Война прежде всего резко разделила реформистов, признающих путь правовой организации пролетариата в пределах существующего государства, и, следовательно, допускающих защиту этого государства, как отечества — и экстремистов, отрицающих «предрассудки отечества и милитаризма» и считавших, что солдаты должны стрелять в своих собственных офицеров. Эти смелые революционеры во время войны, однако, куда-то попрятались, но после заключения мира немедленно появились вновь, вызванные кличем III Интернационала. Это он произвел окончательное разделение, показав, что сущность социализма есть коммунизм и что приходится выбирать между коммунизмом и антикоммунизмом. В результате Орлеанского конгресса 1920 г. во всеобщую конфедерацию труда (крепость французского синдикализма) внесен окончательный раскол: экстремисты (правда оставшееся в меньшинстве) стали на точку зрения III Интернационала, что «насилие спасет мир», приняли принцип мировой революции и отреклись от корпоративно-правового пути и синдикализма, одним словом, стали коммунистами. Напротив, большинство высказалось против присоединения к III Интернационалу, следовательно, против принятия преступления, против насилия, против коммунизма. С другой стороны, оно по-прежнему не соглашается на союз с французской социалистической парией. Этим синдикализму как бы предуказывается антисоциалистический путь, намеченный Прудоном. И, действительно, синдикалисты начинают теперь чаще ссылаться на авторитет Прудона, Реклю, Кропоткина, чем на авторитет Маркса и Энгельса. При таких условиях «размышления о насилии» становятся излишними и Сорель выходит в отставку. Идейные вожди синдикализма сами устраняются. Есть что-то удивительно комичное в этой картине вождей, разорванных на части своими собственными противоположными стремлениями, или, лучше сказать, приведенных к положению Буридановых ослов одинаковым притяжением справа и слева. Однако, то отрадное обстоятельство, что большинство высказалось за анти-социа-

130

листический и анти-коммунистический синдикализм не решает вопроса окончательно. Меньшинство не подчиняется и продолжает действовать в противоположном направлении (nous contunuerons) и мы имеем раскол совершенно аналогичный расколу французской социалистической партии. «Дело ненависти и разделения внесено в рабочий класс» (Мерейн). И это не может быть иначе, если дело идет о том, чтобы принять или отвергнуть принцип социального преступления. Трудно еще предвидеть результаты этого раскола, но он имеет ту хорошую сторону, что от синдикализма откалывается все то, что его компрометировало с точки зрения морали и права. На первый план выступает та ценная сторона синдикализма, которую отметили Бенуа, Дюги и даже Иеллинек а именно, развитие профессиональных союзов и корпоративного начала. Намечается, как будто действительно возрождение средневекового корпоративного духа, имеющее перед собою грандиозный замысел «федерации автономных синдикатов» (Лагардель), долженствующих заменить централизованно властвующее государство. Однако, всякий серьезный юрист задумается над путями осуществления этой замены. Единое и общее для всех право, защищаемое и признаваемое государством, должно, во всяком случае остаться, как несомненная ценность. В нем должна протекать жизнь профессиональных союзов, оно регулирует их конфликты и споры между собою, оно осуществляет их единство, оно регулирует правовые отношения союза к индивидууму, могущему войти в союз, и выйти из него свободно, не теряя при этом своей правоспособности и не страдая от тирании цеха. В этом Дюги безусловно прав и к этому в конце концов пришел «анархист» Прудон, признававшей необходимость сочетания начал профессионального федерализма с принципом государственного единства.

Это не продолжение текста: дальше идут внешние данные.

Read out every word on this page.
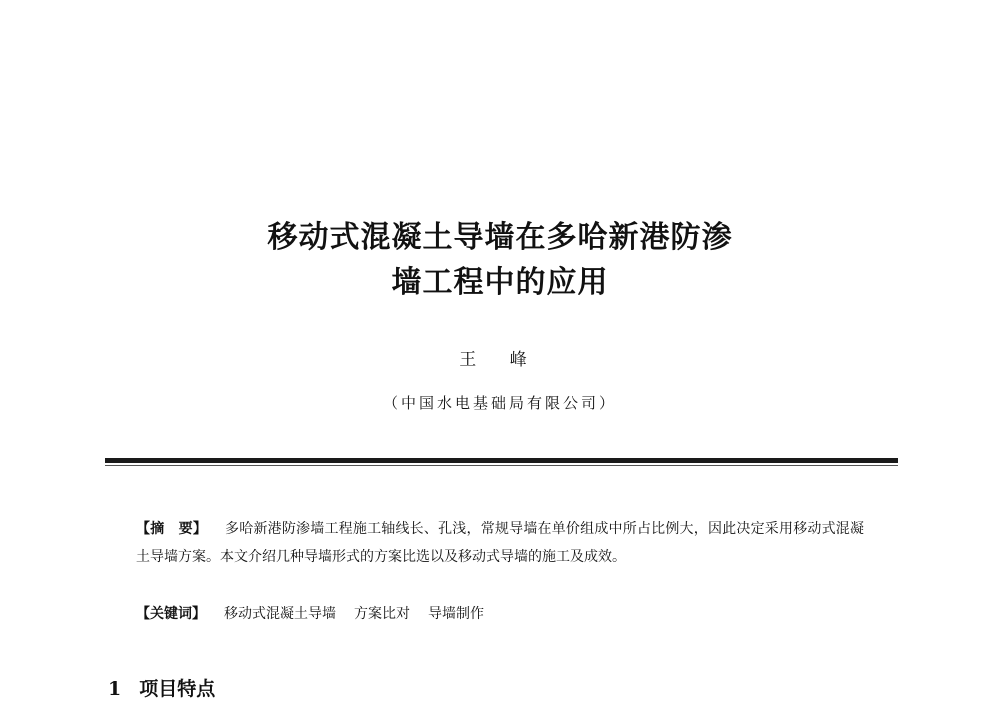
移动式混凝土导墙在多哈新港防渗
墙工程中的应用
王 峰
（中国水电基础局有限公司）
【摘　要】 多哈新港防渗墙工程施工轴线长、孔浅，常规导墙在单价组成中所占比例大，因此决定采用移动式混凝土导墙方案。本文介绍几种导墙形式的方案比选以及移动式导墙的施工及成效。
【关键词】 移动式混凝土导墙 方案比对 导墙制作
1 项目特点
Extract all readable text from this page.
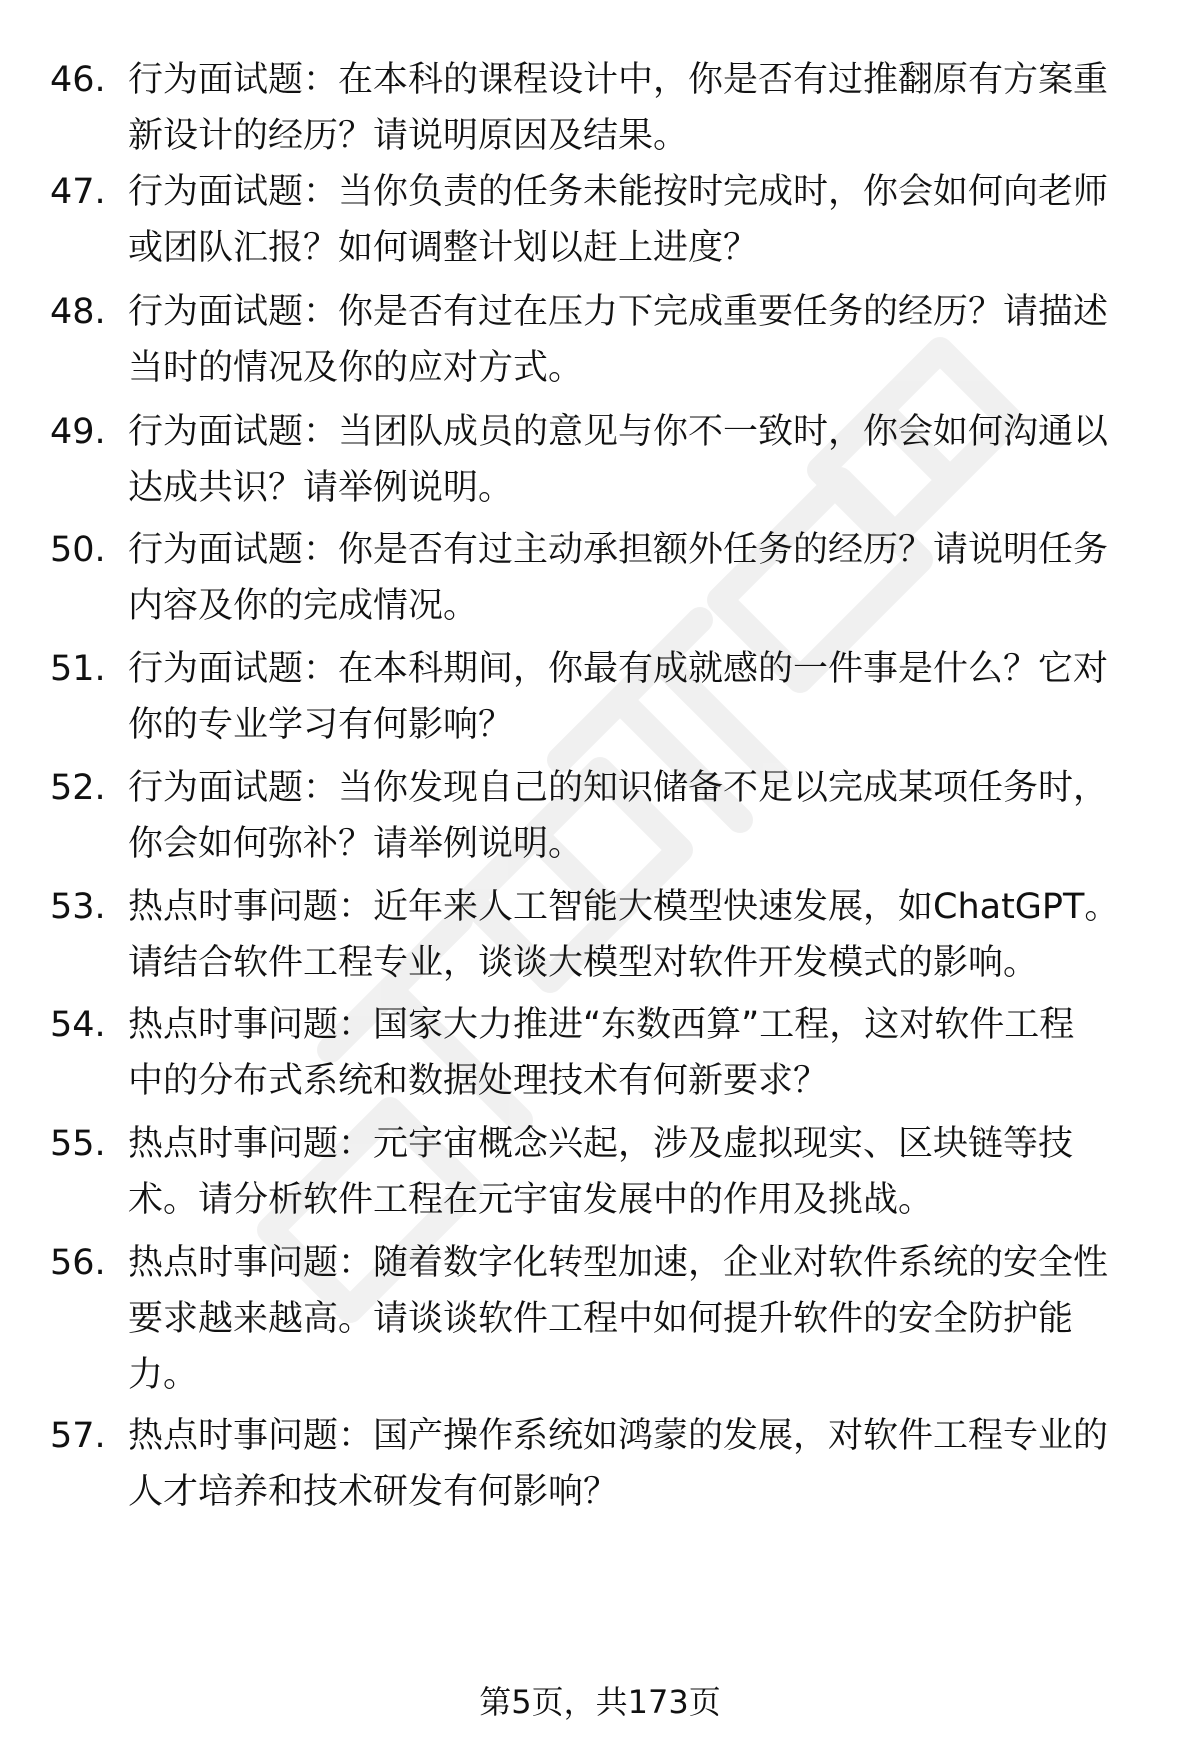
46. 行为面试题：在本科的课程设计中，你是否有过推翻原有方案重
新设计的经历？请说明原因及结果。
47. 行为面试题：当你负责的任务未能按时完成时，你会如何向老师
或团队汇报？如何调整计划以赶上进度？
48. 行为面试题：你是否有过在压力下完成重要任务的经历？请描述
当时的情况及你的应对方式。
49. 行为面试题：当团队成员的意见与你不一致时，你会如何沟通以
达成共识？请举例说明。
50. 行为面试题：你是否有过主动承担额外任务的经历？请说明任务
内容及你的完成情况。
51. 行为面试题：在本科期间，你最有成就感的一件事是什么？它对
你的专业学习有何影响？
52. 行为面试题：当你发现自己的知识储备不足以完成某项任务时，
你会如何弥补？请举例说明。
53. 热点时事问题：近年来人工智能大模型快速发展，如ChatGPT。
请结合软件工程专业，谈谈大模型对软件开发模式的影响。
54. 热点时事问题：国家大力推进“东数西算”工程，这对软件工程
中的分布式系统和数据处理技术有何新要求？
55. 热点时事问题：元宇宙概念兴起，涉及虚拟现实、区块链等技
术。请分析软件工程在元宇宙发展中的作用及挑战。
56. 热点时事问题：随着数字化转型加速，企业对软件系统的安全性
要求越来越高。请谈谈软件工程中如何提升软件的安全防护能
力。
57. 热点时事问题：国产操作系统如鸿蒙的发展，对软件工程专业的
人才培养和技术研发有何影响？
第5页，共173页
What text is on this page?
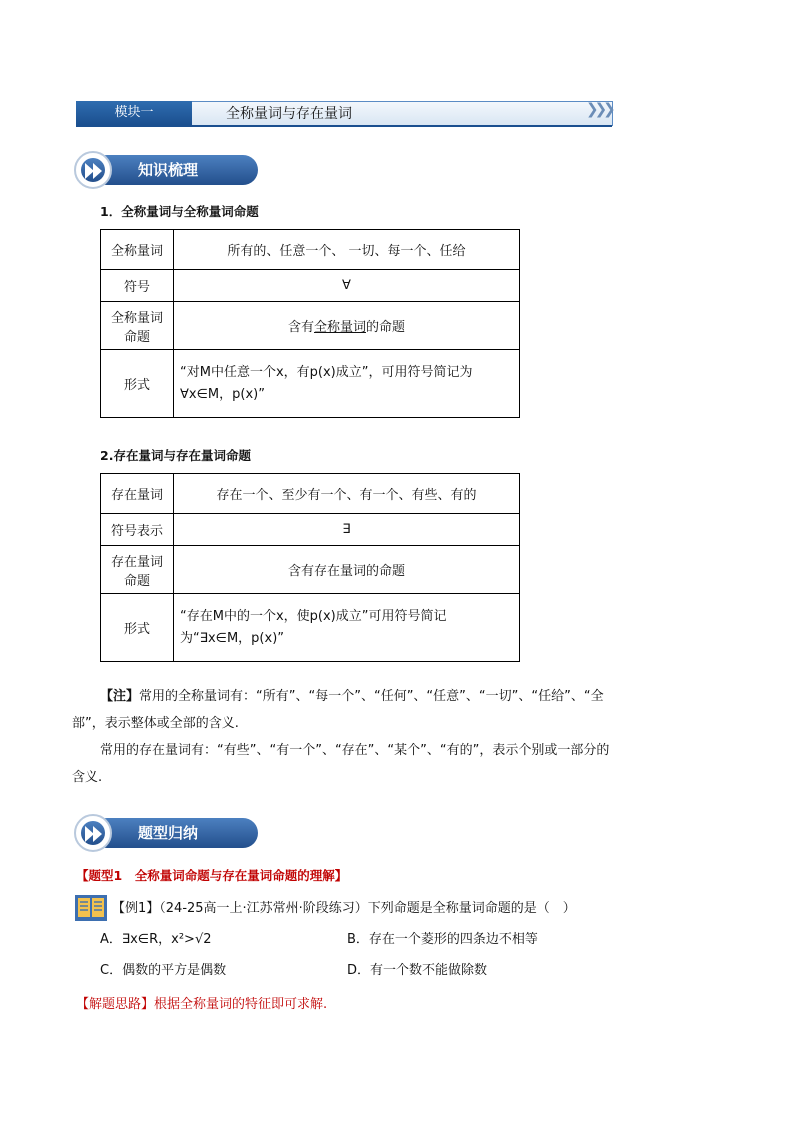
模块一	全称量词与存在量词	❯❯❯
知识梳理
1．全称量词与全称量词命题
全称量词	所有的、任意一个、 一切、每一个、任给
符号	∀
全称量词命题	含有全称量词的命题
形式	“对M中任意一个x，有p(x)成立”，可用符号简记为∀x∈M，p(x)”
2.存在量词与存在量词命题
存在量词	存在一个、至少有一个、有一个、有些、有的
符号表示	∃
存在量词命题	含有存在量词的命题
形式	“存在M中的一个x，使p(x)成立”可用符号简记为“∃x∈M，p(x)”
【注】常用的全称量词有：“所有”、“每一个”、“任何”、“任意”、“一切”、“任给”、“全
部”，表示整体或全部的含义.
常用的存在量词有：“有些”、“有一个”、“存在”、“某个”、“有的”，表示个别或一部分的
含义.
题型归纳
【题型1　全称量词命题与存在量词命题的理解】
【例1】（24-25高一上·江苏常州·阶段练习）下列命题是全称量词命题的是（　）
A．∃x∈R，x²>√2	B．存在一个菱形的四条边不相等
C．偶数的平方是偶数	D．有一个数不能做除数
【解题思路】根据全称量词的特征即可求解.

Но именно этим принципиально определяется путь синдикального реформизма, т.е. деятельности в формах права и справедливости, без насилия, преступления и разрушения, деятельности, протекающей внутри государства. С некоторыми колебаниями и неохотой синдикализм вступает на этот путь: слишком привыкли всякое рабочее движение соединять с понятием революции и насилия, слишком привыкли всякую революцию считать чем-то благородным и прогрессивным. Этим объясняется такое странное выражение, вышедшее из недр синдикализма, как «революционный эволюционизм». Это наследие первородного греха социалистических и анархических смешений, на самом деле, конечно, только словесная революционность: на деле она означает окончательный выход на путь реформизма.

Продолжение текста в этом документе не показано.